Huntington’s disease
Triplet repeat expansions - CAGs in Huntington’s disease
Result in gain of (toxic) function (mutation in coding region – abnormal protein: Huntington’s disease)
Mutation amplification occurs in spermatogenesis
Is a polyglutamine expansion disorders
The abnormal CAG expansion causes the expansion of the polyglutamine (polyQ) region in the protein huntingtin.
- PolyQ-expanded huntingtin misfolds, aggregates and causes the dysfunction and death of specific neurons (primarily neurons in the striatum but also cortex).
- The length of the polyQ-expansion determines the age of onset and the severity of the disease.
Mitochondrial inheritance
Mitochondria encode enzymes involved in oxidative phosphorylation. Mutations are rare.
Ova have many mitochondria, spermatozoa have few.
- Zygotes have only maternally derived mitochondria.
Mothers transmit mitochondria to all their offspring (sons and daughters) but only daughters transmit mitochondrial DNA to their offspring
Examples of disease caused by mitochondrial mutations (generally extremely rare): Leber Hereditary Optic Neuropathy (LHON), Myoclonic epilepsy and ragged red fibers (MERRF).
Genomic imprinting
Epigenetic modification (such as DNA methylation; histone modifications, such as methylation, acetylation, ubiquitylation) of genes that results in differential expression of genes inherited from mother vs. those inherited from father, ie. ‘parent-of-origin’ effects
Maternal imprinting refers to silencing of maternal allele and paternal imprinting to silencing of paternal allele. For imprinted genes, only one functional copy exists in the individual so loss of the functional allele leads to disease
Imprint is reset during gametogenesis and is stably transmitted to all somatic cells derived from zygote
Not all chromosomes have imprinted regions
Examples of diseases caused by aberrant imprinting:
- Prader-Willi Syndrome (PWS) and Angelman Syndrome (AS)

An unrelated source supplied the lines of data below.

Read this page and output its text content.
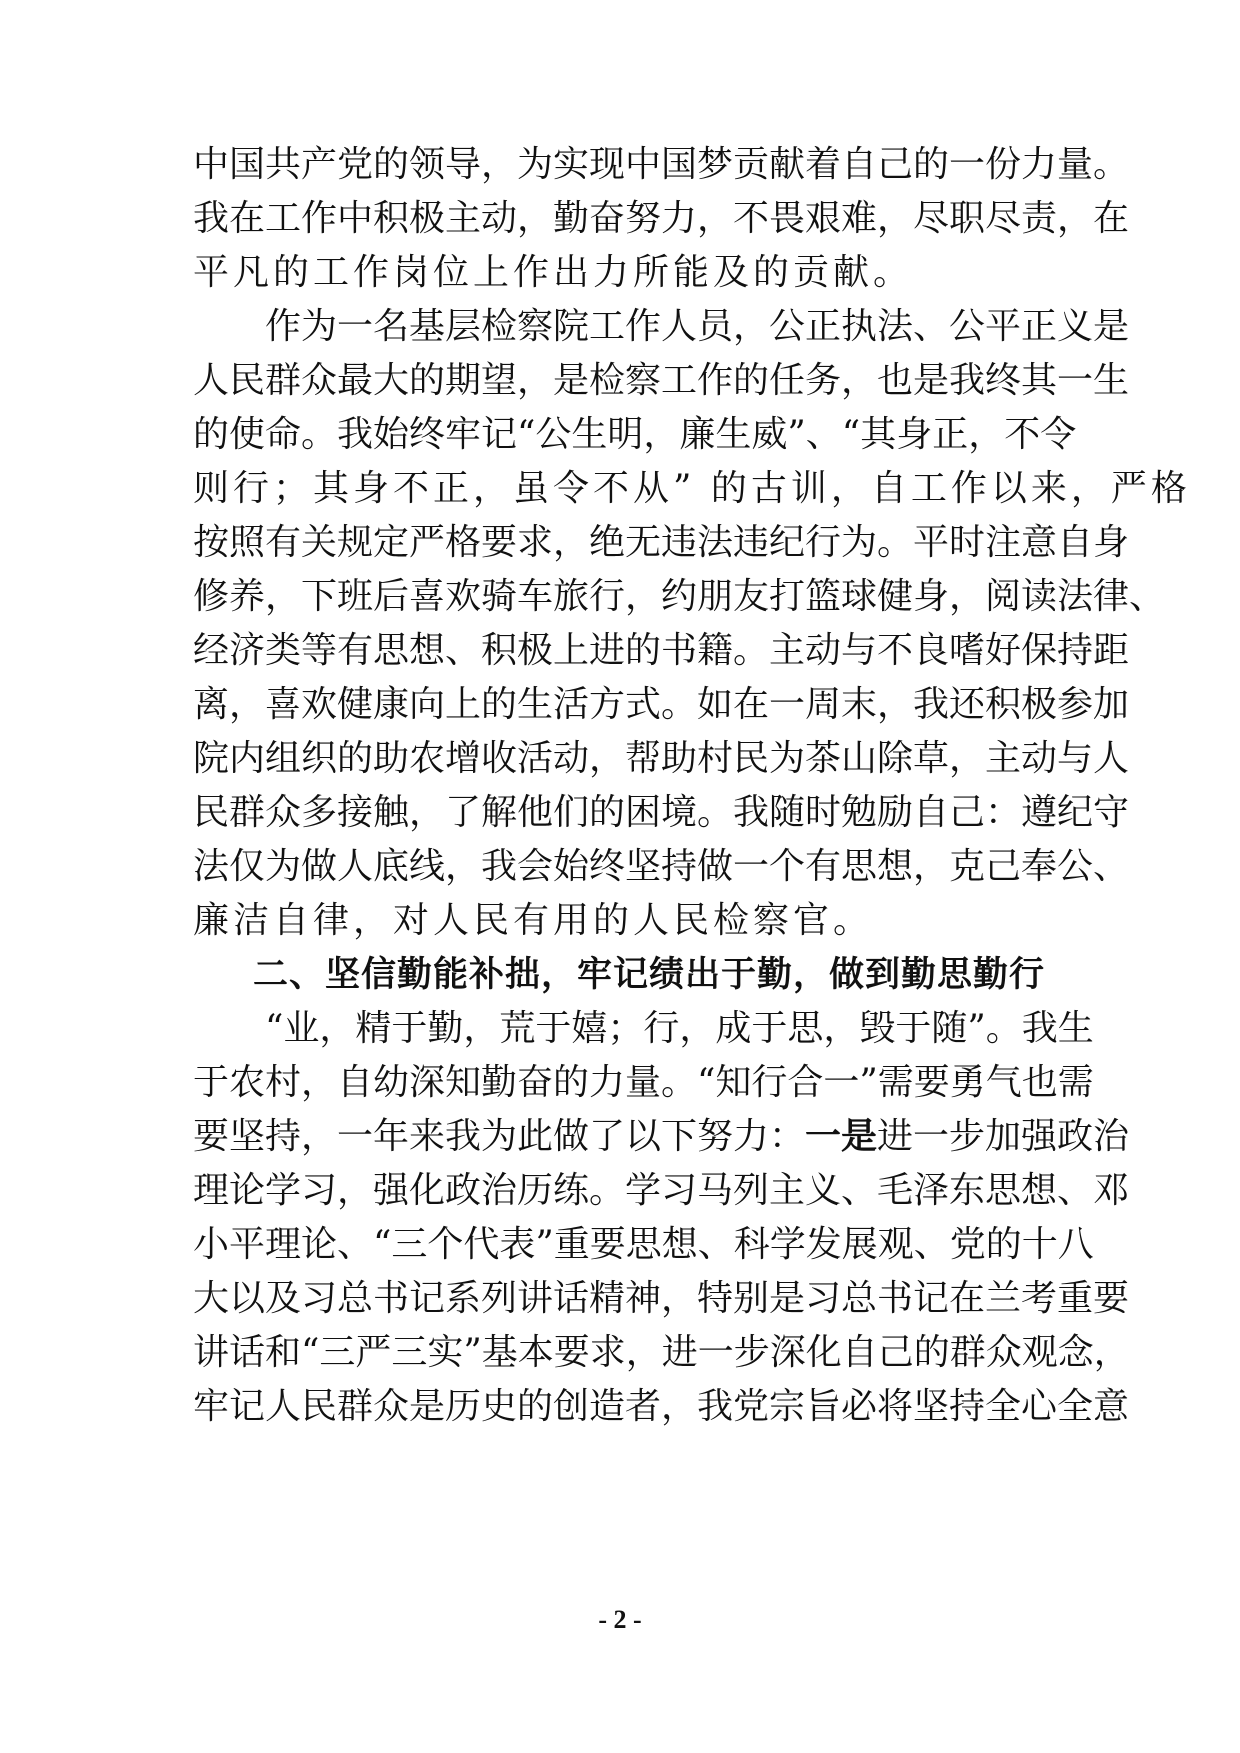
中国共产党的领导，为实现中国梦贡献着自己的一份力量。
我在工作中积极主动，勤奋努力，不畏艰难，尽职尽责，在
平凡的工作岗位上作出力所能及的贡献。
作为一名基层检察院工作人员，公正执法、公平正义是
人民群众最大的期望，是检察工作的任务，也是我终其一生
的使命。我始终牢记“公生明，廉生威”、“其身正，不令
则行；其身不正，虽令不从” 的古训，自工作以来，严格
按照有关规定严格要求，绝无违法违纪行为。平时注意自身
修养，下班后喜欢骑车旅行，约朋友打篮球健身，阅读法律、
经济类等有思想、积极上进的书籍。主动与不良嗜好保持距
离，喜欢健康向上的生活方式。如在一周末，我还积极参加
院内组织的助农增收活动，帮助村民为茶山除草，主动与人
民群众多接触，了解他们的困境。我随时勉励自己：遵纪守
法仅为做人底线，我会始终坚持做一个有思想，克己奉公、
廉洁自律，对人民有用的人民检察官。
二、坚信勤能补拙，牢记绩出于勤，做到勤思勤行
“业，精于勤，荒于嬉；行，成于思，毁于随”。我生
于农村，自幼深知勤奋的力量。“知行合一”需要勇气也需
要坚持，一年来我为此做了以下努力：一是进一步加强政治
理论学习，强化政治历练。学习马列主义、毛泽东思想、邓
小平理论、“三个代表”重要思想、科学发展观、党的十八
大以及习总书记系列讲话精神，特别是习总书记在兰考重要
讲话和“三严三实”基本要求，进一步深化自己的群众观念，
牢记人民群众是历史的创造者，我党宗旨必将坚持全心全意
- 2 -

- PWS and AS result from disruption of genes on the paternally inherited and maternally derived chromosomal region, respectively.
- The disruption can result from deletion (up to several megabases of DNA), uniparental inheritance (both chromosomes from one parent), or abnormal methylation imprint.
- AS also results from mutation in UBE3A ligase gene which is paternally imprinted (i.e. expressed from maternal allele).
- In families with one affected child, the chance of having another child with AS or PWS is dependent upon the specific underlying molecular cause identified in the affected child.